Psicocirurgia em contexto
Para Toledo, não é possível realizar um estudo sobre a utilização da psicocirurgia sem associá-lo ao contexto histórico em que a prática esteve inserida. “A psicocirurgia foi coordenada por aspectos socioculturais daquele contexto, em nível internacional, nacional e local. Nesse sentido, ela se mostrou um objeto privilegiado de investigação histórica da prática médica como prática social”, afirma a historiadora.
Questões econômicas e culturais dos pacientes também devem ser levadas em consideração nessa análise contextual, acrescenta Toledo. “Os fracassos terapêuticos eram, de maneira recorrente, atribuídos ao ‘péssimo material’ humano utilizado, constituído de casos crônicos, já submetidos a outros tratamentos psiquiátricos, além ‘de nível mental baixo e cultural nulo’, o que tornaria ‘dificílima uma reeducação, elemento indispensável na psicocirurgia’, nas palavras dos psiquiatras.”
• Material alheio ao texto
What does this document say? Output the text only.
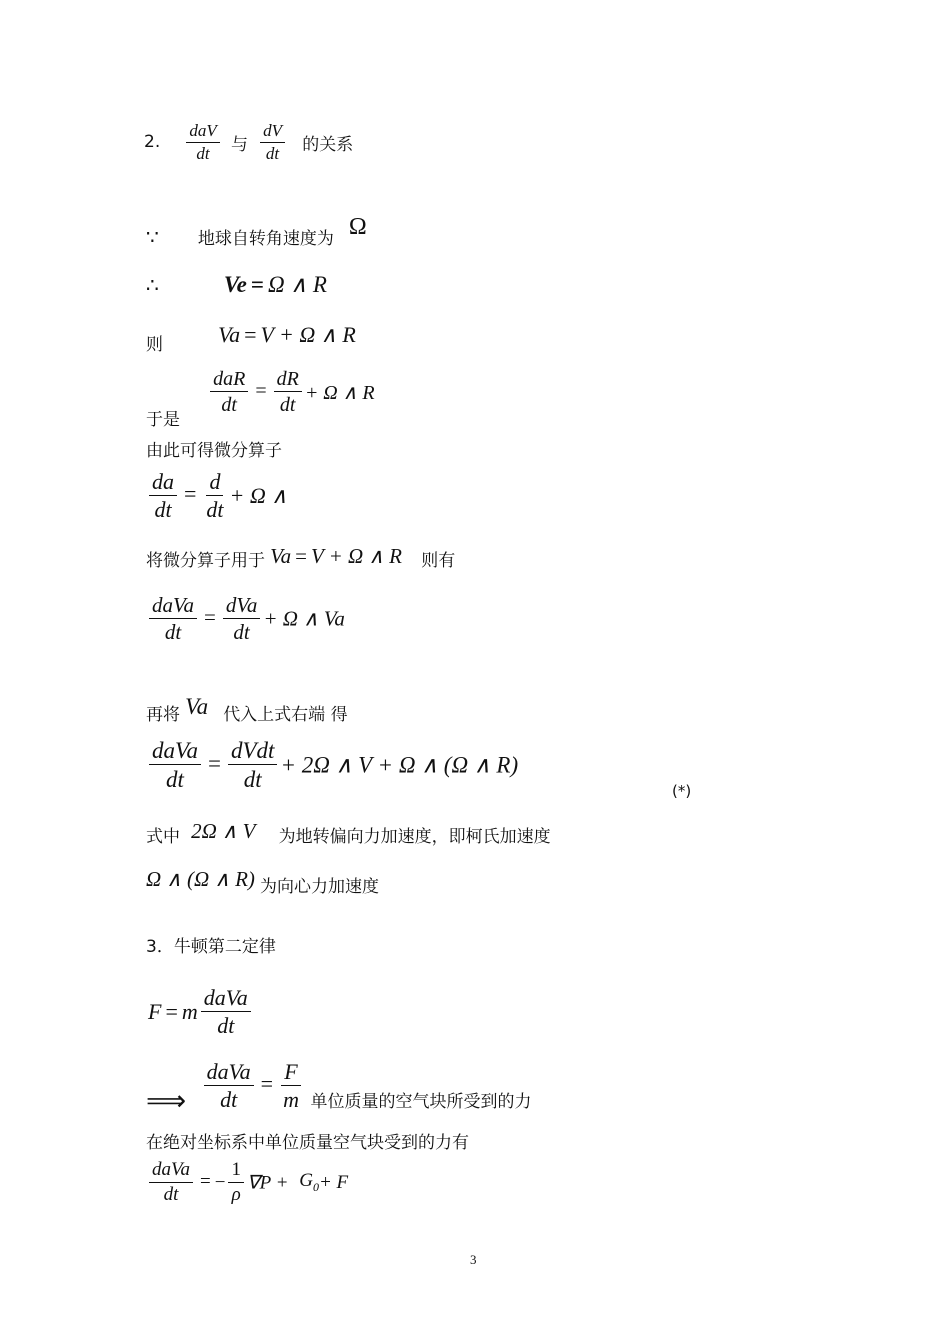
2. $\frac{\text{daV}}{dt}$ 与 $\frac{dV}{dt}$ 的关系
∵ 地球自转角速度为 Ω
∴	Ve = Ω ∧ R
则	Va = V + Ω ∧ R
于是
$\frac{\text{daR}}{dt} = \frac{dR}{dt} + \Omega$ ∧ R
由此可得微分算子
$\frac{da}{dt} = \frac{d}{dt} + \Omega$ ∧
将微分算子用于 Va = V + Ω ∧ R 则有
$\frac{\text{daVa}}{dt} = \frac{\text{dVa}}{dt} + \Omega$ ∧ Va
再将 Va 代入上式右端 得
$\frac{\text{daVa}}{dt} = \frac{\text{dVdt}}{dt} + 2\Omega$ ∧ V + Ω ∧ (Ω ∧ R)
(*)
式中 2Ω ∧ V 为地转偏向力加速度，即柯氏加速度
Ω ∧ (Ω ∧ R) 为向心力加速度
3．牛顿第二定律
F = m $\frac{\text{daVa}}{dt}$
⟹ $\frac{\text{daVa}}{dt} = \frac{F}{m}$ 单位质量的空气块所受到的力
在绝对坐标系中单位质量空气块受到的力有
$\frac{\text{daVa}}{dt}$ = − $\frac{1}{\rho} \nabla P + G_0+ F$
3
Havia consenso sobre essas práticas cirúrgicas?
De acordo com a pesquisadora, apesar dos riscos, a psicocirurgia não era uma prática marginalizada na medicina. Inclusive, o seu criador, o português Egas Moniz, venceu o prêmio Nobel de Fisiologia/Medicina, em 1949. Por outro lado, a autora destaca que os debates travados no Brasil acerca da ética médica e direitos humanos a partir da década de 1940 levaram à progressiva diminuição das psicocirurgias no Hospital Psiquiátrico do Juquery, tido como referência nacional em psiquiatria:
“Destaco também discursos contrários à terapêutica já naquele contexto, que colocavam em questão a vulnerabilidade de pacientes submetidos à psicocirurgia e seus efeitos. Além disso, as fontes demonstraram como antes das cirurgias essas pessoas vivenciaram formas de violência em suas vidas e mostraram resistências desses indivíduos às suas condições de vida e, em alguns casos, à própria terapêutica.”
A tese da pesquisadora é uma reflexão sobre os tratamentos dedicados ao que se considerava loucura entre as décadas de 1930 e 1950. Mas é também, como afirma a autora, um convite à reflexão de como práticas sociais violentas podem produzir o adoecimento de grupos minorizados ainda no tempo presente.